Walking in the Southern Plains of the Serengeti National Park

I have never really spent much time on the southern plains of the Serengeti National Park. I mean I have been there, I have done days of game viewing down there and seen some incredible scenes when the migration is in residence, wildebeest strewn for mile after mile all making their unique cross between a grunt and a moo. Then when the calving happens it’s a chaos of worried mothers and gamboling calves…. And of course eager predators.

But I haven’t really spend TIME down there. A recent film production allowed me to do just that. We set up a base camp out on the plains just inside the Serengeti Boundary and were based there for a week. I think being somewhere for a week allows you to get a pretty good feel for it, for its beauty and for its darker side. We weren’t there in the migration moment so no thronging hordes of beasties charging though camp or searching for lost offspring, it was just us and the resident game. Not huge amounts of it but pretty impressive all the same.

I don’t want this to be a checklist of what we saw but the unusual sightings for me was a pair of honey badgers who didn’t seem too worried about us and just kept on doing their thing as we watched them gambol and sniff around. The great spot for me was a pack of wild dogs – probably 10 or a dozen just hanging out in some scrub, such majestic and elusive animals with their long skinny legs and monster radar ears.

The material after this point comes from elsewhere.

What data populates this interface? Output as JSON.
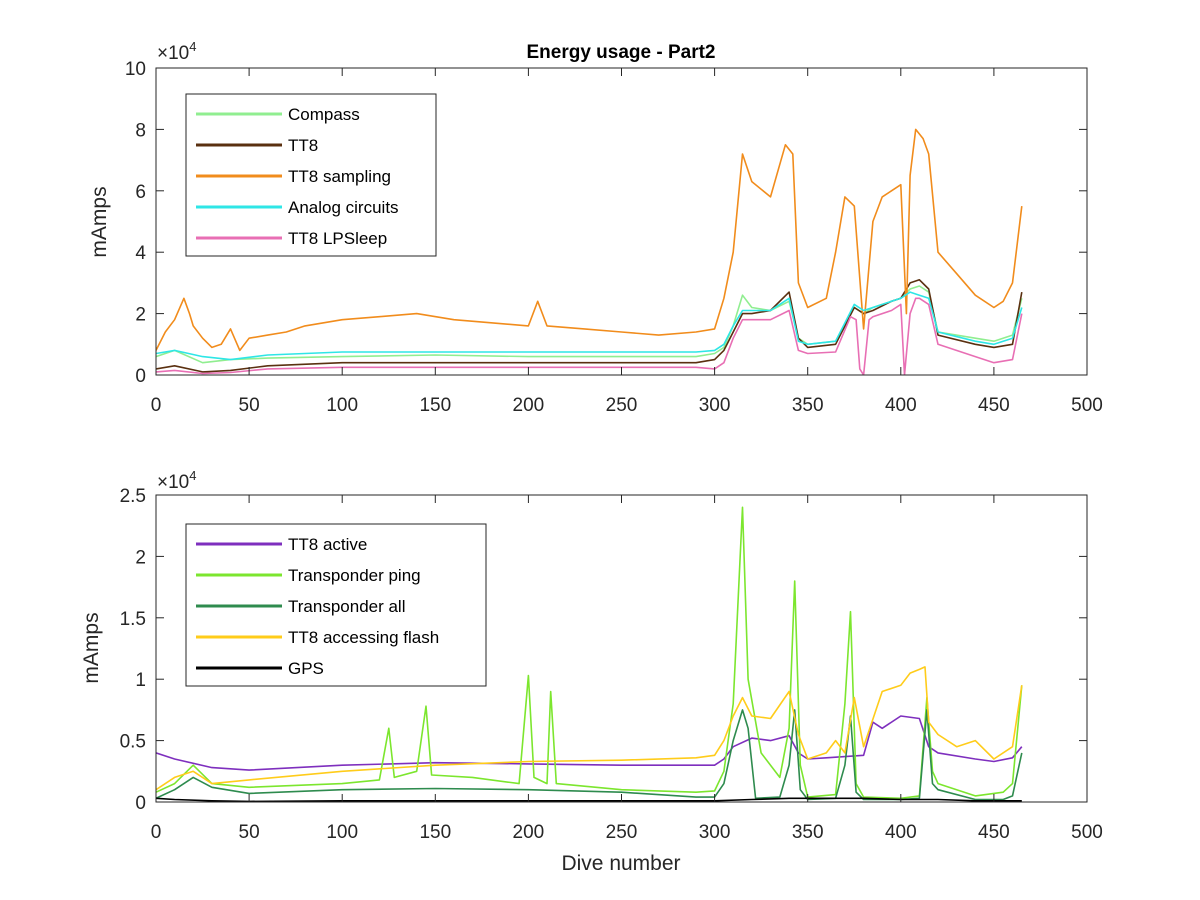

But the thing that I loved about the southern plans wasn’t really about the animals – it was about the space. The sky seemed bigger and distances harder to gauge when there is no reference point ….and the best bit – all the surprises! Heading towards a small bush on the far horizon you thought you could see all the land from here to there …and it looked flat or gently undulating. Then with no warning the ground would open up before you and you would find yourself looking down in to a hidden valley complete with water hole and a herd of zebra and a few skulking hyenas – amazing!  After a while I stopped making assumptions about the ‘featureless southern plains’ and decided to let the landscape be in charge and just got on with enjoying the vast space and daily surprises.